Art. 27. A operação de comércio exterior realizada mediante utilização de recursos de terceiro presume-se por conta e ordem deste, para fins de aplicação do disposto nos arts. 77 a 81 da Medida Provisória nº 2.158-35, de 24 de agosto de 2001.
Assim, é de suma importância para o correto enquadramento das operações e, consequentemente, para a tributação adequada em cada caso, além de evitar discussão de perdimento por ocultação, interposição ou falsidade, analisar de há utilização de "recurso próprio" ou de "recurso de terceiro" pelo importador.
Conforme acima mencionado, antes da nova norma, o entendimento era que o mero adiantamento, mesmo que parcial, ou mesmo a apresentação de meras arras, descaracterizava a importação por encomenda, tornando-a uma importação por conta e ordem de terceiros.

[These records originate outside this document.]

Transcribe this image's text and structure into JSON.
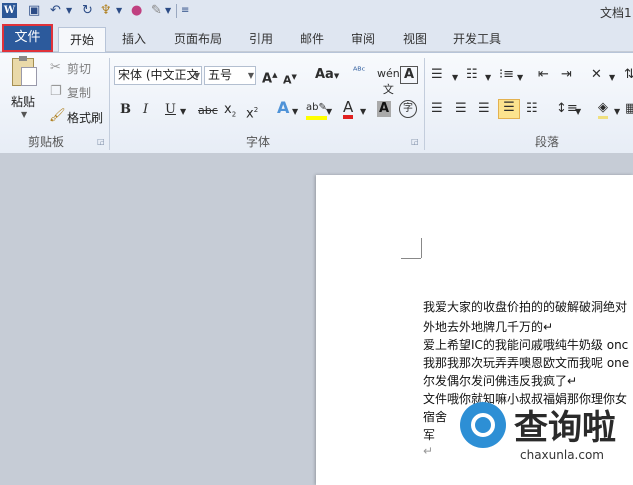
{
  "qat": {
    "word_icon": "W",
    "title": "文档1"
  },
  "tabs": [
    "文件",
    "开始",
    "插入",
    "页面布局",
    "引用",
    "邮件",
    "审阅",
    "视图",
    "开发工具"
  ],
  "clipboard": {
    "paste": "粘贴",
    "cut": "剪切",
    "copy": "复制",
    "format_painter": "格式刷",
    "group": "剪贴板"
  },
  "font": {
    "name": "宋体 (中文正文",
    "size": "五号",
    "group": "字体"
  },
  "paragraph": {
    "group": "段落"
  },
  "document": {
    "lines": [
      "我爱大家的收盘价拍的的破解破洞绝对",
      "外地去外地牌几千万的↵",
      "爱上希望IC的我能问戚哦纯牛奶级 onc",
      "我那我那次玩弄弄噢恩欧文而我呢 one",
      "尔发偶尔发问佛违反我疯了↵",
      "文件哦你就知嘛小叔叔福娟那你理你女",
      "宿舍",
      "军",
      "↵"
    ]
  },
  "watermark": {
    "text": "查询啦",
    "url": "chaxunla.com"
  },
  "colors": {
    "file_tab": "#2c5a9c",
    "highlight_border": "#e0323a",
    "watermark_blue": "#2d8fd5"
  }
}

Agora, com a nova IN RFB 1.861/2018, até o "pagamento antecipado" (tanto em relação ao registro da DI quanto à emissão de nota fiscal de venda entre importador e encomendante), e não mero "adiantamento parcial", sinal, arras ou garantia (ver §4º abaixo transcrito), passa a ser permitido na importação por encomenda.
§ 4º O importador por encomenda poderá solicitar prestação de garantia, inclusive mediante arras, sem descaracterizar a operação referida no caput.
Por esse motivo, deixa de ser crucial o fluxo financeiro e as datas de pagamentos entre importador e encomendante, mas sem deixar de ser relevante a comprovação da capacidade econômico-financeira das partes, tanto para fins de Habilitação no Siscomex (Radar) quanto para fins de fiscalização/procedimento especial, onde a ocultação do real responsável e a interposição fraudulenta geram pena de perdimento de bens (que em revisão aduaneira é convertida em multa equivalente ao valor aduaneiro), além de eventual representação fiscal para fins penais (ex: falsidade ideológica)
Ou seja, o foco da COANA passa a ser muito mais os casos de ocultação e interposição fraudulenta, do que analisar fluxo financeiro e de pagamentos entre importador e encomendante pois, nessa nova visão da fiscalização, tanto faz se a importação é por conta e ordem de terceiros ou por encomenda, se ambas as empresas possuem Habilitação no Siscomex (Radar), são equipadas a industrial para fins de IPI, devem deter capacidade econômico-financeira e, principalmente, devem ser os reais responsáveis pela operação, e não empresas "laranjas" ou interpostas pessoas, de forma simulada ou fraudulenta.
4.2 - Industrialização pelo importador
Outra importante novidade, além do adiantamento/pré-pagamento e da garantia, refere-se à "industrialização", nas modalidades montagem, acondicionamento ou reacondicionamento.
Conforme mencionado, a "industrialização" prejudicava o enquadramento da operação de importação como por encomenda. Nos termos do artigo 4º do Decreto nº 7.212/2010 (RIPI), montagem, acondicionamento ou reacondicionamento são modalidades de industrialização.
Entretanto, o §6º do artigo 3º da IN RFB 1.861/2018 determina que "as operações de montagem, acondicionamento ou reacondicionamento que tenham por objeto a mercadoria importada pelo importador por encomenda em território nacional não modificam a natureza da transação comercial de revenda de que trata este artigo".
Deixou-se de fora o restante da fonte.